Comment by joshmn

1 day ago

I have a moderately sized 2TB production database I have enjoyed using pgBackRest on, and was—this week—going to set it up on another 8TB database we have.

What's the next-closest thing? wal-g? barman? databasus? I only get to cosplay as a DBA.

13 comments

joshmn

sgarland 1 day ago

I've used barman on somewhat large-ish DBs (30+ TB), and had no complaints with it. I am a DBRE, if that holds any weight.

briffle 21 hours ago
We recently moved from Barman to pgBackrest. Our main complaints with barman were that incremental backups utilized hardlinks. Which was great, we could have our 7TB database backed up, and the next day, only 20GB in changes. But, when replicating that data to cloud storage, there is no concept of hardlinks, so now we had to push 14TB to cloud storage. Also, at least last time we looked a while back, file compression was only the WAL files, unless you used the newer barman-cloud-backup tool, which we did not.
Also, pgBackrest lets you do the majority of the backup from a physical standby, which is VERY nice for removing the load off production.
None of these seemed like issues, until we looked at pgBarman, and suddenly realized how nice that would be.
- sgarland 13 hours ago
  
  We just piped the backups through pigz for compression; rapidgzip also exists for parallelized decompression (or any other compression algorithm you’d like to use, of course).
joshmn 1 day ago

barman seems to cover "Natural disaster" in their docs. Seems good.
I'll take a look. Thanks!

ramraj07 1 day ago

Backing up multi terabyte production postgres databases is not merely cos playing ha ha

3manuek 21 hours ago

The "closest" would be using Barman with hook scripts (https://docs.pgbarman.org/release/3.18.0/user_guide/hook_scr...) if you rely on cloud storage for storing backups.

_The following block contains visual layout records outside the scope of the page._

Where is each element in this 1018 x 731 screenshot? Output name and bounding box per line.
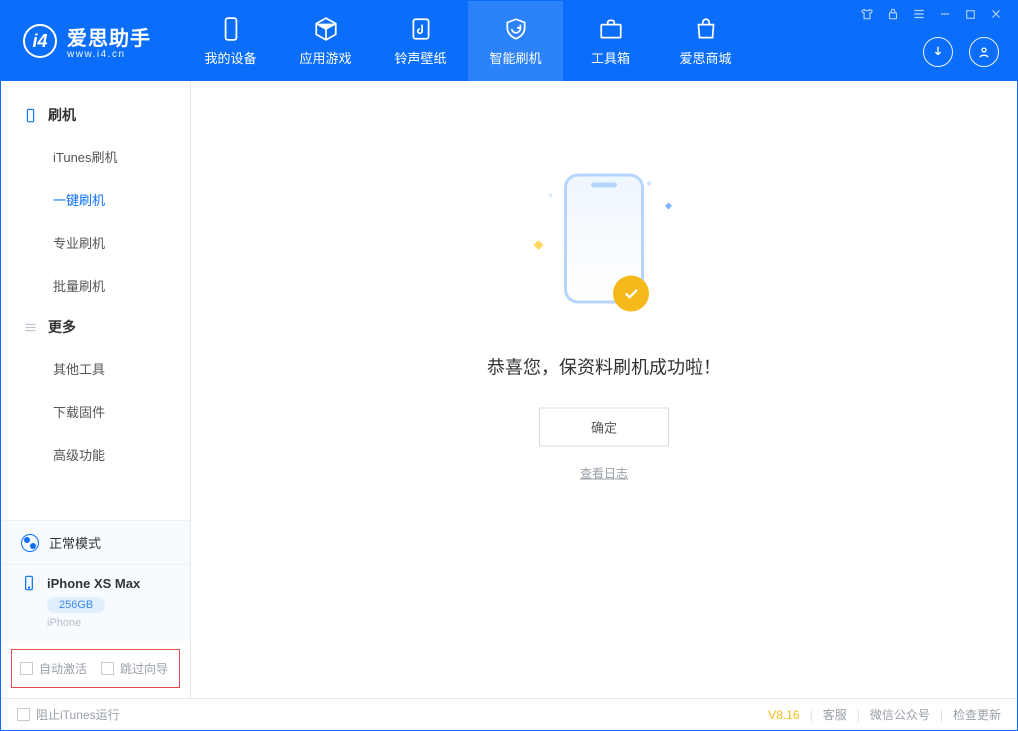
nav-label: 智能刷机: [489, 48, 541, 67]
nav-label: 爱思商城: [679, 48, 731, 67]
app-logo: i4 爱思助手 www.i4.cn: [1, 22, 173, 60]
confirm-button[interactable]: 确定: [539, 407, 669, 446]
sidebar-group-flash: 刷机: [1, 95, 190, 135]
sidebar-group-more: 更多: [1, 307, 190, 347]
view-log-link[interactable]: 查看日志: [580, 466, 628, 480]
download-icon: [930, 44, 946, 60]
nav-label: 我的设备: [204, 48, 256, 67]
sidebar-item-label: 下载固件: [53, 405, 105, 420]
sidebar-item-advanced[interactable]: 高级功能: [1, 433, 190, 476]
download-manager-button[interactable]: [923, 37, 953, 67]
logo-mark-icon: i4: [23, 24, 57, 58]
list-icon: [23, 320, 38, 335]
cube-icon: [313, 16, 339, 42]
success-illustration: [529, 173, 679, 323]
nav-smart-flash[interactable]: 智能刷机: [468, 1, 563, 81]
highlighted-options: 自动激活 跳过向导: [11, 649, 180, 688]
group-label: 刷机: [48, 105, 76, 125]
version-label: V8.16: [768, 708, 799, 722]
user-icon: [976, 44, 992, 60]
refresh-shield-icon: [503, 16, 529, 42]
sidebar-item-label: 批量刷机: [53, 279, 105, 294]
sidebar-item-label: 专业刷机: [53, 236, 105, 251]
checkbox-icon: [17, 708, 30, 721]
sidebar: 刷机 iTunes刷机 一键刷机 专业刷机 批量刷机 更多 其他工具 下载固件 …: [1, 81, 191, 698]
titlebar: i4 爱思助手 www.i4.cn 我的设备 应用游戏 铃声壁纸 智能刷机: [1, 1, 1017, 81]
sidebar-item-pro-flash[interactable]: 专业刷机: [1, 221, 190, 264]
music-file-icon: [408, 16, 434, 42]
sidebar-item-label: 一键刷机: [53, 193, 105, 208]
nav-apps-games[interactable]: 应用游戏: [278, 1, 373, 81]
device-mode-row[interactable]: 正常模式: [1, 520, 190, 564]
menu-icon[interactable]: [912, 7, 926, 21]
checkbox-label: 自动激活: [39, 660, 87, 677]
lock-icon[interactable]: [886, 7, 900, 21]
maximize-icon[interactable]: [964, 8, 977, 21]
sidebar-item-label: iTunes刷机: [53, 150, 118, 165]
close-icon[interactable]: [989, 7, 1003, 21]
app-url: www.i4.cn: [67, 49, 151, 60]
device-type: iPhone: [47, 617, 174, 629]
device-capacity-badge: 256GB: [47, 597, 105, 613]
top-nav: 我的设备 应用游戏 铃声壁纸 智能刷机 工具箱 爱思商城: [183, 1, 753, 81]
account-button[interactable]: [969, 37, 999, 67]
mode-label: 正常模式: [49, 533, 101, 552]
checkbox-icon: [20, 662, 33, 675]
window-controls: [860, 7, 1003, 21]
checkbox-block-itunes[interactable]: 阻止iTunes运行: [17, 706, 120, 723]
status-bar: 阻止iTunes运行 V8.16 | 客服 | 微信公众号 | 检查更新: [1, 698, 1017, 730]
sidebar-item-itunes-flash[interactable]: iTunes刷机: [1, 135, 190, 178]
tshirt-icon[interactable]: [860, 7, 874, 21]
check-badge-icon: [613, 275, 649, 311]
nav-label: 工具箱: [591, 48, 630, 67]
footer-link-wechat[interactable]: 微信公众号: [870, 706, 930, 723]
nav-label: 应用游戏: [299, 48, 351, 67]
sidebar-item-download-firmware[interactable]: 下载固件: [1, 390, 190, 433]
device-info-block[interactable]: iPhone XS Max 256GB iPhone: [1, 564, 190, 641]
checkbox-label: 阻止iTunes运行: [36, 706, 120, 723]
minimize-icon[interactable]: [938, 7, 952, 21]
footer-link-support[interactable]: 客服: [823, 706, 847, 723]
checkbox-skip-wizard[interactable]: 跳过向导: [101, 660, 168, 677]
sidebar-item-label: 高级功能: [53, 448, 105, 463]
nav-label: 铃声壁纸: [394, 48, 446, 67]
app-name: 爱思助手: [67, 28, 151, 50]
nav-my-device[interactable]: 我的设备: [183, 1, 278, 81]
shopping-bag-icon: [693, 16, 719, 42]
checkbox-auto-activate[interactable]: 自动激活: [20, 660, 87, 677]
sidebar-item-other-tools[interactable]: 其他工具: [1, 347, 190, 390]
phone-icon: [21, 575, 37, 591]
briefcase-icon: [598, 16, 624, 42]
mode-icon: [21, 534, 39, 552]
group-label: 更多: [48, 317, 76, 337]
checkbox-label: 跳过向导: [120, 660, 168, 677]
nav-ringtone-wallpaper[interactable]: 铃声壁纸: [373, 1, 468, 81]
phone-icon: [218, 16, 244, 42]
success-title: 恭喜您，保资料刷机成功啦！: [394, 353, 814, 379]
device-name: iPhone XS Max: [47, 576, 140, 591]
nav-store[interactable]: 爱思商城: [658, 1, 753, 81]
sidebar-item-batch-flash[interactable]: 批量刷机: [1, 264, 190, 307]
nav-toolbox[interactable]: 工具箱: [563, 1, 658, 81]
main-content: 恭喜您，保资料刷机成功啦！ 确定 查看日志: [191, 81, 1017, 698]
sidebar-item-one-click-flash[interactable]: 一键刷机: [1, 178, 190, 221]
footer-link-check-update[interactable]: 检查更新: [953, 706, 1001, 723]
phone-icon: [23, 108, 38, 123]
checkbox-icon: [101, 662, 114, 675]
sidebar-item-label: 其他工具: [53, 362, 105, 377]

https://github.com/aiven-open/pghoard seems like a good option too, but I haven’t tested it yet to have a solid opinion.

drcongo 1 day ago

I can beat you on the timing - I'd never used pgBackRest before, but started setting it up on a project about 2 hours ago, by the time I'd finished the README had been updated.

infinet 19 hours ago

Anyone put the standby on ZFS or other filesystems that can take snapshots for backup?

skibbityboop 10 hours ago

Not for PostgreSQL, but for MariaDB we run replicas in FreeBSD jails on a server with lots of ZFS space. The jailed Maria instances just stop every hour (so the DB flushes everything to disk), the host snapshots all of their data volumes, and then starts the jails back up. Within a minute or so they're fully caught up to the primaries again. Gives us months and months of recovery checkpoints.
It's great because it's a completely clean save from a shutdown state, so when we need a scratch copy of a database it only takes as long as cloning whatever snapshot we want (depending on how far back we need to to), then starting a scratch jail that runs from those clone filesystems. When finished, just shutdown scratch and delete the clones, it's like it never happened.
abrookewood 12 hours ago

A previous company I was at did this on the primary. It always seemed to work, but no one was really comfortable with it, largely because there wasn't too much ZFS experience at the time and also because the process did not coalesce the database before doing it. I think it's still a valid strategy, but not one I have had time to verify thoroughly.

hosteur 1 day ago

databasus does not do PITR.

zigzag312 1 day ago

Is that info up-to-date? Their readme states:

  **Backup types**
  
  - **Logical** — Native dump of the database in its engine-specific binary format. Compressed and streamed directly to storage with no intermediate files
  - **Physical** — File-level copy of the entire database cluster. Faster backup and restore for large datasets compared to logical dumps
  - **Incremental** — Physical base backup combined with continuous WAL segment archiving. **Enables Point-in-time recovery (PITR)** — restore to any second between backups. Designed for disaster recovery and near-zero data loss requirements

EDIT: It seem PITR has been added this March (for PostgreSQL)

https://github.com/databasus/databasus/issues/411

zigzag312 1 day ago

pg_probackup seems to be another one.